The District would owe 180 employees nearly $4.5 million in severance pay if Mayor-elect Adrian Fenty were to clean house and discharge all of Mayor Anthony Williams’ top brass.
Fenty is unlikely to let everyone go. But under District policy, top executive and excepted service employees — those who serve at the pleasure of the mayor — are due up to 12 weeks of “separation pay” once their time with the government expires, if they’re not retained by the next administration.
“It’s going to be within historical standards of jurisdictions like ours in the kind of politicalcontext we’re talking about,” Williams said during a recent news conference. “Nobody’s getting a golden parachute or something.”

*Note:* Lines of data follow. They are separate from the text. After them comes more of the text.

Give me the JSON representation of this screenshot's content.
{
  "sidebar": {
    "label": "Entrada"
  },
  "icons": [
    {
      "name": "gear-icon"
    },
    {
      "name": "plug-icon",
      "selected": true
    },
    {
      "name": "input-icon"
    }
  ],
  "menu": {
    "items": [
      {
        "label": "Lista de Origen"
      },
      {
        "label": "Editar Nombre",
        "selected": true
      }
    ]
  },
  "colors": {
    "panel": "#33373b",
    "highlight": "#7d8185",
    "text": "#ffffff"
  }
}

Of the 180 employees who are eligible for separation pay once Williams leaves office, 107 earn more than $100,000 a year, according to information obtained through the Freedom of Information Act.
Only one earns less than $50,000 — a staff assistant in the Office of Neighborhood Action — and six earn less than $70,000.
The Executive Office of the Mayor, where just about everyone is likely to be replaced with Fenty’s people, would owe the most, $386,883 to 19 employees, including Williams’ chief of staff, director of operations and director of community affairs.
The Department of Health follows close behind, with $353,543 to 12 employees, all but one of whom earn more than $110,000 a year.
Fourteen staff in the Office of the Inspector General could leave with $340,126, while employees in the Office of the City Administrator, who are almost certain to be supplanted, would collect $302,510 total.
Separation pay is nothing new for the District government — the law was adopted in 1978 — though 12 weeks severance is considered generous for local governments.
The one executive employee who gets nil? The mayor himself.
“I don’t get a damn thing,” Williams told reporters, “except your thanks.”